Après Fanny Ardent, ils vont peut être commencer à trier, les médias mainstream, quand ils donnent du temps de parole au milieu du cinema.
Et la claque aux journalistes et aux acteurs en passant... magistrale !

Je savoure

02/03/2017 08:13 par Scalpel

Toujours aussi punchy le Ruffin, intellectuel de terroir, de l’ici et maintenant, de la lutte au quotidien.
Mais, comme Miss Cunégonde et Assibomanga, je déplore qu’il soit toujours en retrait sur la "belle idée" d’origine nazie.
Pourquoi une telle pudeur à refuser de dénoncer ce monstre froid pour ce qu’il est vraiment : un projet technocratique à la solde des transnationales, une menace totalitaire s’inscrivant dans les diaboliques plans de l’Empire du pire.
Mais j’aurai toujours une grande tendresse pour ce dom Quichotte picard, mêlée d’un (gros) brin d’agacement quand même.
La Pologne : quel beau et sympathique pays. Travailleurs détachés en masse dans les usines agroalimentaires allemandes concurrençant frontalement notre production, dans le bâtiment (non délocalisable) en France (et dans bcp d’autres branches), avec cotisations aux conditions du pays d’origine. ECCE, Wirlpool et combien d’autres usines ? Des commandes en... rafale de matos guerriers aussi stupidement coûteux qu’étatsuniens au détriment de la "solidarité européenne" (vaste blague), le tout avec, à hauteur de près d’un cinquième de l’aide record que ce pays perçoit de l’UE, de l’argent français...Vous avez dit France dindon de la Farce ?

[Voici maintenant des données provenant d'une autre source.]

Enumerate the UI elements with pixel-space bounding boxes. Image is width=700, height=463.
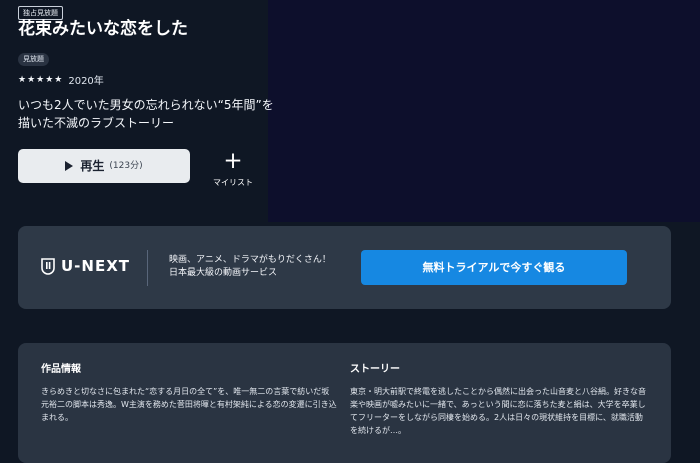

02/03/2017 16:13 par Assimbonanga

@Scalpel, sur un plan personnel j’adore François Ruffin. Je suis fan, adepte, raide dingue, c’est mon chouchou. Je dis juste que pour les lave-linge, si on veut être logique pour la planète, c’est qu’il faut arrêter d’en acheter et avoir la patience d’attendre que le linge sèche à l’air ambiant, même si ça fait pas très esthétique d’inch barraq. On est en contradiction, nous tous, sur certains points. L’emploi nous détourne du soucis urgent : arrêter la destruction de l’éco-système.
Et c’est pas un truc qu’on peut régler d’un coup de baguette magique. Nous aurions à repenser tout notre fonctionnement, toutes nos organisations de vie.

04/03/2017 10:21 par Assimbonanga

Pardon : sèche-linge. Merci de rectifier. Concernant les lave-linge, je ne me verrais pas laver tout le linge à la main. Hé oui ! On a ses limites.